Keeping Your Marriage Going Strong

February 20, 2019

Marriage is a lifelong commitment. And generally speaking, our lives are a lot longer than they used to be. The average age of a first-time marriage is now between 27 and 29. Which is older than it has ever been before. But, now that so many of us are living into our 80’s and even 90’s, we could easily be married for over 50 years, perhaps up to 70, and that’s not counting the years that we’ve been together before getting married.

It would be naive to assume that in all those years, we’d never have a bad patch. All relationships have ups and downs. Even friendships come with arguments and disagreements. But, that doesn’t mean that you can’t have a long and happy marriage, you just need to keep it strong, through all of those ups and downs.


Accept Change
You won’t always be the same person you were on your wedding day. Nor will your partner. We change. Our experiences change us. We grow, and we develop. Our interests change, and our personalities change. Unfortunately, this means that some couples grow apart and separate.

The key to staying together long term is often accepting, and even expecting change. Embrace each other's interests and passions, communicate with each other, and use evolution as an opportunity to fall in love all over again, instead of being frightened of it.

Deal with Problems
Another problem that many couples have is ignoring issues. They bottle things up, they don’t confront issues, and they try to carry on as usual. If your partner has upset you, face it. If you’ve got severe problems, head to a marriage retreat near me. But, it’s also important to ask yourself if it’s worth it. Once you’ve talked about your concerns and problems and got it into the open, ask yourself if it’s worth losing a day of happiness being angry? If it’s not, try to let it go.

Do Things Together
Doing things together, whether it’s watching a new box set, trying a new exercise, or traveling, is a great way to make sure you’ve always got things in common and something to talk about. Doing things together can help to keep your relationship strong.

Appreciate Each Other
When we first meet someone, we’re often grateful for everything that they do for us. Then, over time we stop noticing, it becomes normal. Then, they stop doing things for us, because we don’t appreciate them, and we notice the loss.

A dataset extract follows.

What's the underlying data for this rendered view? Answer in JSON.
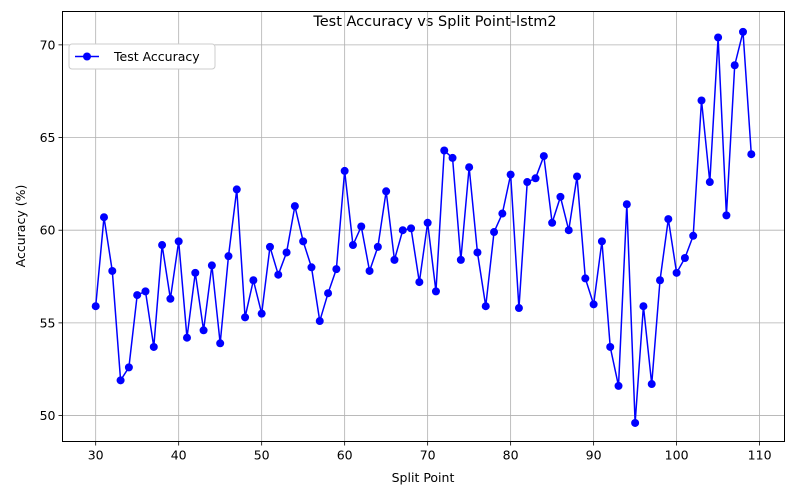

Appreciate your partner and all of the small things that they do for you and your family. Thank them, cuddle them and make it clear that you still notice.

Keep the Romance Alive
Keeping romance alive years and years down the line is tough. But, it’s usually a must for a marriage to survive the test of time. Just remember that romance isn’t all big gestures and sex. It’s intimacy, holding hands, making eye contact and little treats.

Live Healthy Lives
The less upset your marriage faces, the easier things will be. Keep yourself strong to keep your marriage healthy. Look after yourselves, and each other, and your life will be easier and more carefree.